Boletín de la Sociedad Geológica Mexicana

Volumen 75, núm. 3, A091023, 2023

http://dx.doi.org/10.18268/BSGM2023v75n3a091023

 

 

First biological inclusion in Upper Cretaceous Texas amber, USA

 

Primera inclusión biológica en ámbar del Cretácico Superior de Texas, EUA

 

Paulina Cifuentes-Ruiz1, Virginia Friedman2, Joseph B. Lambert3, George Mustoe4,

Alejandro Bugarin5, Francisco J. Vega6,*

 

Escuela Nacional Preparatoria, Universidad Nacional Autónoma de México.

1000 Walnut Place, Mansfield, Texas 76063, USA.

Trinity University, Department of Chemistry, San Antonio, Texas 78212, USA.

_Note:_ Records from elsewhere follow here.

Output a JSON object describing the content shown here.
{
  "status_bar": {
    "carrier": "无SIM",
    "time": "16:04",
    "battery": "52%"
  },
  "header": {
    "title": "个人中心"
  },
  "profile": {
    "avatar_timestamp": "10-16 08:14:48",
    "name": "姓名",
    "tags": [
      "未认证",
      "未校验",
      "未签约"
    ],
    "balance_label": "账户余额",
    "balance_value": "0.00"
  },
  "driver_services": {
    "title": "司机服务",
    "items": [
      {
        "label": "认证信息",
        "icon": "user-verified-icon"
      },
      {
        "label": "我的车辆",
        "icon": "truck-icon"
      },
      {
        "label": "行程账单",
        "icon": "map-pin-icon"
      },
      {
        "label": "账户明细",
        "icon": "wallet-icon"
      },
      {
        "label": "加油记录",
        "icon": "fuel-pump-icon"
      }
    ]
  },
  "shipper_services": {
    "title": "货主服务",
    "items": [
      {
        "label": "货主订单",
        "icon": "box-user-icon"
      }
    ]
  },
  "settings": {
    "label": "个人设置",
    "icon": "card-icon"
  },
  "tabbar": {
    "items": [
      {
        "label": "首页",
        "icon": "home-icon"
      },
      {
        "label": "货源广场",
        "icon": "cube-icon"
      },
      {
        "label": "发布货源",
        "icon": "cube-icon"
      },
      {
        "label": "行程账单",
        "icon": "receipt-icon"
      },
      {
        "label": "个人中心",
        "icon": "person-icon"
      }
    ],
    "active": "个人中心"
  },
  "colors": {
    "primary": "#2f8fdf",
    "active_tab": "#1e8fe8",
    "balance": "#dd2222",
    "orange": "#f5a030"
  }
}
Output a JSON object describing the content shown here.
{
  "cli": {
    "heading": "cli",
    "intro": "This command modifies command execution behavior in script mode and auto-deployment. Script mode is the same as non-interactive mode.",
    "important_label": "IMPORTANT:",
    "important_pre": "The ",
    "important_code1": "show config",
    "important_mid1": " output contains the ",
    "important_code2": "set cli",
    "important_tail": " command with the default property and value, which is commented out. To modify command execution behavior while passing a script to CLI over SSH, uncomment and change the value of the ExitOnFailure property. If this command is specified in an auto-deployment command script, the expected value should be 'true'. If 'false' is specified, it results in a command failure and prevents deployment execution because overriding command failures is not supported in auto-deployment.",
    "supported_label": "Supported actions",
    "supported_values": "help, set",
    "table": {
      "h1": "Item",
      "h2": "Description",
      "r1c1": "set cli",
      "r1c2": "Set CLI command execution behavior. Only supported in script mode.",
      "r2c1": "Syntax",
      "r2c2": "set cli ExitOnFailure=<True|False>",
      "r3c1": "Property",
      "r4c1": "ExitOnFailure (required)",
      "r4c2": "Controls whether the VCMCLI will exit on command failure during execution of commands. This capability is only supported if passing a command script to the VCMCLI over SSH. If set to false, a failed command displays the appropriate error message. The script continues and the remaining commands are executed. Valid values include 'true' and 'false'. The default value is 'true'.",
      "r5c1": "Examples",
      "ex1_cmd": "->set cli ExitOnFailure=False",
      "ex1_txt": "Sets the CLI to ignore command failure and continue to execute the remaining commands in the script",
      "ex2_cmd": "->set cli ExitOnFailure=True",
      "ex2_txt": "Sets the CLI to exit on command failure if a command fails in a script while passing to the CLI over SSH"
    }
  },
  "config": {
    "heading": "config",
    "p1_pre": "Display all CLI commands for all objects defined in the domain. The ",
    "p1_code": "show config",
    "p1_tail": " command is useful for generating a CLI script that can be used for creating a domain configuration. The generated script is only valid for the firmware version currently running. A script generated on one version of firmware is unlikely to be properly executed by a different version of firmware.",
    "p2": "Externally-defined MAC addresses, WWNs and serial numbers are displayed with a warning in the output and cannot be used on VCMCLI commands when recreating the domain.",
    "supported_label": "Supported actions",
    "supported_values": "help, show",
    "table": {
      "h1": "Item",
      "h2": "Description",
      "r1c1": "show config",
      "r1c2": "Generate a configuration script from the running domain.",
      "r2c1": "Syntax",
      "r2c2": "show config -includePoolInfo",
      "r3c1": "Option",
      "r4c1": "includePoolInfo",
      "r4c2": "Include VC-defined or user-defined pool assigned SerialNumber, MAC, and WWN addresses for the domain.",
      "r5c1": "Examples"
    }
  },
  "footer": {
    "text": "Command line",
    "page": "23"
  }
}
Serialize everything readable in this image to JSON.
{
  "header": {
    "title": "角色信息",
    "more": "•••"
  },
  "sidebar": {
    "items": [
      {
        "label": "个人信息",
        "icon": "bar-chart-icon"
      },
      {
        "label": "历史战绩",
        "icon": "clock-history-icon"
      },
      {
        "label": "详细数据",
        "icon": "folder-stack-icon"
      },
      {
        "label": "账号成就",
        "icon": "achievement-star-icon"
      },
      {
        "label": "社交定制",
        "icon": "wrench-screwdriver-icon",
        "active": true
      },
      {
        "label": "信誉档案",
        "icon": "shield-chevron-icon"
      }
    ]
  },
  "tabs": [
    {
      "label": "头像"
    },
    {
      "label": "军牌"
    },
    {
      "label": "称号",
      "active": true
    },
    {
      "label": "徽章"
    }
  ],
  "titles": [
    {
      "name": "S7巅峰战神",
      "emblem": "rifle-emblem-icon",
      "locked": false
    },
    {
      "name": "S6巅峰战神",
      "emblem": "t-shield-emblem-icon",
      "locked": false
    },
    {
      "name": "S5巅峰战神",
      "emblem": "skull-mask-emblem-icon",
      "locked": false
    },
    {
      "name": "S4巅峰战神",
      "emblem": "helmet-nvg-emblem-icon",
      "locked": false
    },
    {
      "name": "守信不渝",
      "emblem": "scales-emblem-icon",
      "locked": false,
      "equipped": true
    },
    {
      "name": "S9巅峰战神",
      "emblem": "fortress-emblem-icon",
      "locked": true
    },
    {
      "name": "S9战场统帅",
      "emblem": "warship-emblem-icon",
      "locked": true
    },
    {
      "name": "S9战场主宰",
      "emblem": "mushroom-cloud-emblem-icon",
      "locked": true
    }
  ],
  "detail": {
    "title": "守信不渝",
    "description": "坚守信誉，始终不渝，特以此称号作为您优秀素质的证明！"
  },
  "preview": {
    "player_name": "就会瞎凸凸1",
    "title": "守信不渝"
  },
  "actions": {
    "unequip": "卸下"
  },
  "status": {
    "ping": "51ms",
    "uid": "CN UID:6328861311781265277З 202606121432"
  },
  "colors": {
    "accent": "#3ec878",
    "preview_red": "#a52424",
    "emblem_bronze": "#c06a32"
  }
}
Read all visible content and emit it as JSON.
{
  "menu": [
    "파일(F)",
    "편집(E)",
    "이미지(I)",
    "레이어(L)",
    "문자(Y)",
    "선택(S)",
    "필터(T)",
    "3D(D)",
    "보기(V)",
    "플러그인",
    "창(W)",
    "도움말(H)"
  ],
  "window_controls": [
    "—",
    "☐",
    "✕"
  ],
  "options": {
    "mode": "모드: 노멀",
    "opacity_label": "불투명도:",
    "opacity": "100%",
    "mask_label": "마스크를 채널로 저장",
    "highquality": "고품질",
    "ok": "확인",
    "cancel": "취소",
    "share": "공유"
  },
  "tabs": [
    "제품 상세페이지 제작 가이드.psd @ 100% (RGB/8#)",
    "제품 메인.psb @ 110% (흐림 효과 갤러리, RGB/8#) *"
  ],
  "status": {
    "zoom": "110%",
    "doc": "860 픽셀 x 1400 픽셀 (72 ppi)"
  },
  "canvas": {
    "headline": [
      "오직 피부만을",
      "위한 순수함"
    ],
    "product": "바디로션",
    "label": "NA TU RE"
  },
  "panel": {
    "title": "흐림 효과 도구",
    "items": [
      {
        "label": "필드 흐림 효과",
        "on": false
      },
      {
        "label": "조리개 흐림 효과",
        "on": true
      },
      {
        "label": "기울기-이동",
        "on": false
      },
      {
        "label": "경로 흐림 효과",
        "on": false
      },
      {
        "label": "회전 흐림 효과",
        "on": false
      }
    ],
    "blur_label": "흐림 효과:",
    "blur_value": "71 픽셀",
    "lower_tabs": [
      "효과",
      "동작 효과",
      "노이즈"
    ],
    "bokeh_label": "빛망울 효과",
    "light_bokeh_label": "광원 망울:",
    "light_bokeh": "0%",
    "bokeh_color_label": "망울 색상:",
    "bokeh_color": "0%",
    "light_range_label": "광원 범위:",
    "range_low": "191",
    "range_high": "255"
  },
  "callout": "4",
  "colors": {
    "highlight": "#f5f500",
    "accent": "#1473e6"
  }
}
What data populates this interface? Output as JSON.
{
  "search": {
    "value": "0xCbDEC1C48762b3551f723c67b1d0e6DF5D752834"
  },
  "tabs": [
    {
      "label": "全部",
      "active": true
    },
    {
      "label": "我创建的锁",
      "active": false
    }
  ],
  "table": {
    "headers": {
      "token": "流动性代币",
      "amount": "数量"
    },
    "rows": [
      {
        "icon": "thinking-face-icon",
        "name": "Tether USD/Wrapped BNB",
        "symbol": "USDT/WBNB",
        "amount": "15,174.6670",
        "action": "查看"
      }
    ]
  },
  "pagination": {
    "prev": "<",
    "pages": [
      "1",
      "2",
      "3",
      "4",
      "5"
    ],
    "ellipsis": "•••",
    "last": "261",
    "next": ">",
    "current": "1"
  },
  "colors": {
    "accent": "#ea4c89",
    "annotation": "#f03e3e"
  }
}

Western Washington University, Geology Department, Bellingham, WA 98225, USA.

Florida Gulf Coast University, Department of Chemistry and Physics, Fort Myers, FL 33965, USA.

Instituto de Geología. Universidad Nacional Autónoma de México, Ciudad Universitaria, Mexico City 04510, Mexico.

* Corresponding author: (F.J. Vega) This email address is being protected from spambots. You need JavaScript enabled to view it.

 

How to cite this article:

Cifuentes-Ruiz, P., Friedman, V., Lambert, J. B., Mustoe, G., Bugarin, A., Vega, F. J., 2023, First biological inclusion in Upper Cretaceous Texas amber, USA: Boletín de la Sociedad Geológica Mexicana, 75 (3), A091023. http://dx.doi.org/10.18268/BSGM2023v75n3a091023

 

Manuscript received: August 11, 2023; Corrected manuscript received: October 9, 2023; Manuscript accepted: October 15, 2023.

 

 

ABSTRACT

The first biological inclusion in Cretaceous (Cenomanian) amber from Texas (USA) is here documented. Most of the Cretaceous ambers with biological inclusions are from Europe (Spain, France) and Myanmar (Asia). Although the coleopteran here reported is microscopic and incomplete, it preserves enough morphological details to be identified as a member of the Family Ptinidae Latreille, 1802. This antecedent is significative and reveals the potential of this Cretaceous amber to contain more diverse bioinclusions, since the paleoenvironment suggested by the sediments that contain the amber and the ecological affinity of recent representatives of the Ptinidae suggest a humid forest near an estuary, associated to deltaic plain deposits. Este hallazgo representa la inclusión biológica en ámbar más antigua en las Americas.

Keywords: Coleoptera, Ptinidae, Cenomanian, fossil resin.